MILAN, May 18 (Reuters) – A man who drove a car into a crowd in the northern Italian city of Modena on Saturday, injuring eight people, four of them seriously, appears to have no links to any terrorist groups, Interior Minister Matteo Piantedosi said in a newspaper interview on Monday.
• Salim El Koudri, a 31-year-old Italian man of Moroccan origin, attempted to flee and stabbed one of three people who tried to stop him, before being arrested by police.
• “At this stage, there are no indications of structured Islamist radicalisation and he does not appear to be linked to fundamentalist propaganda networks,” Piantedosi told daily Il Giornale.

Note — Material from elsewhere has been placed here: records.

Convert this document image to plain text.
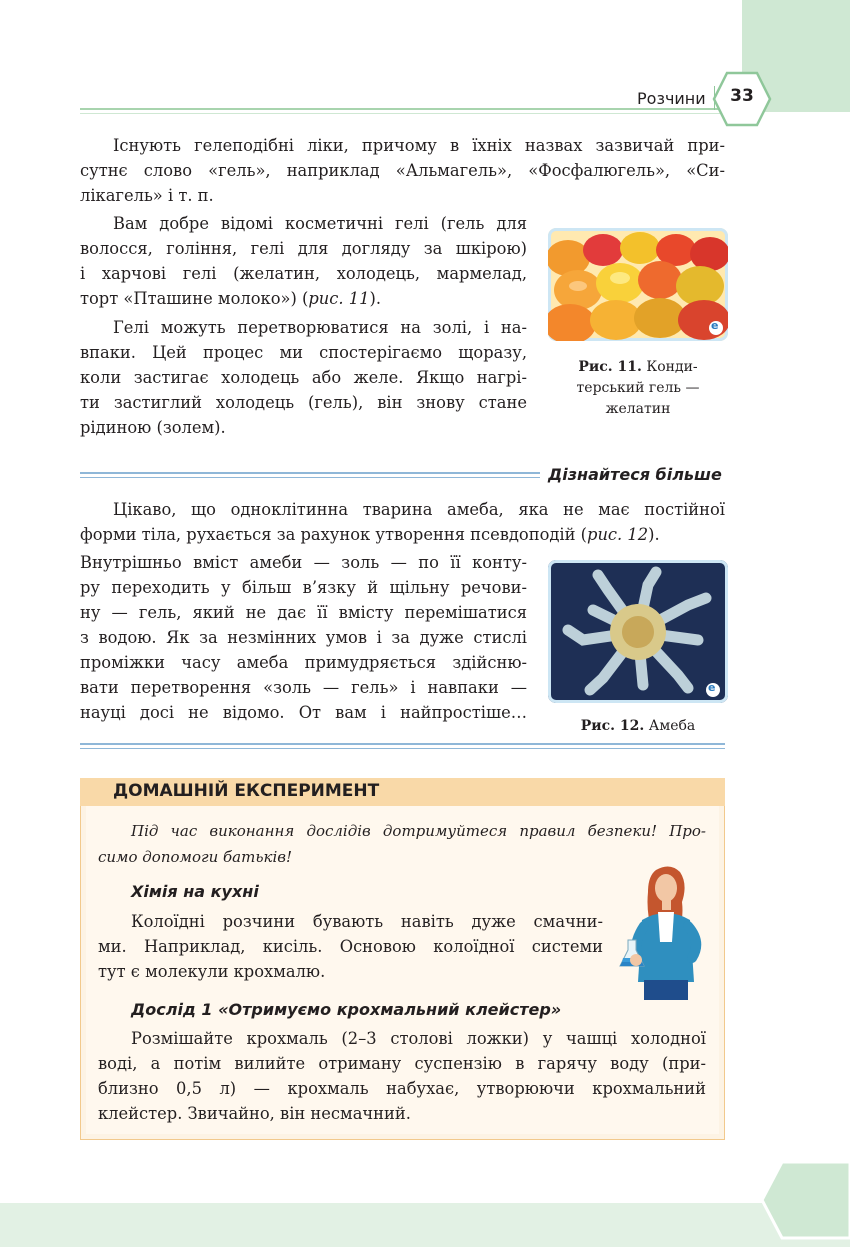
Розчини	33
Існують гелеподібні ліки, причому в їхніх назвах зазвичай при-
сутнє слово «гель», наприклад «Альмагель», «Фосфалюгель», «Си-
лікагель» і т. п.
Вам добре відомі косметичні гелі (гель для
волосся, гоління, гелі для догляду за шкірою)
і харчові гелі (желатин, холодець, мармелад,
торт «Пташине молоко») (рис. 11).
Гелі можуть перетворюватися на золі, і на-
впаки. Цей процес ми спостерігаємо щоразу,
коли застигає холодець або желе. Якщо нагрі-
ти застиглий холодець (гель), він знову стане
рідиною (золем).
e
Рис. 11. Конди-
терський гель —
желатин
Дізнайтеся більше
Цікаво, що одноклітинна тварина амеба, яка не має постійної
форми тіла, рухається за рахунок утворення псевдоподій (рис. 12).
Внутрішньо вміст амеби — золь — по її конту-
ру переходить у більш в’язку й щільну речови-
ну — гель, який не дає її вмісту перемішатися
з водою. Як за незмінних умов і за дуже стислі
проміжки часу амеба примудряється здійсню-
вати перетворення «золь — гель» і навпаки —
науці досі не відомо. От вам і найпростіше…
e
Рис. 12. Амеба
ДОМАШНІЙ ЕКСПЕРИМЕНТ
Під час виконання дослідів дотримуйтеся правил безпеки! Про-
симо допомоги батьків!
Хімія на кухні
Колоїдні розчини бувають навіть дуже смачни-
ми. Наприклад, кисіль. Основою колоїдної системи
тут є молекули крохмалю.
Дослід 1 «Отримуємо крохмальний клейстер»
Розмішайте крохмаль (2–3 столові ложки) у чашці холодної
воді, а потім вилийте отриману суспензію в гарячу воду (при-
близно 0,5 л) — крохмаль набухає, утворюючи крохмальний
клейстер. Звичайно, він несмачний.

• He added that searches of El Koudri’s phone, “have so far not revealed elements consistent with the typical profile of a terrorist planning violent acts.”
• Attacks using vehicles to drive into crowds have become more common worldwide, but this was the first of its kind in Italy.
• Piantedosi said El Koudri, who was born and brought up in Italy, had been diagnosed as having “a schizoid personality disorder” and had “expressed resentment and dissatisfaction with his work and social condition.”
• Italy’s far-right League party, part of Giorgia Meloni’s ruling coalition, has heightened its anti-immigrant rhetoric since Saturday’s incident.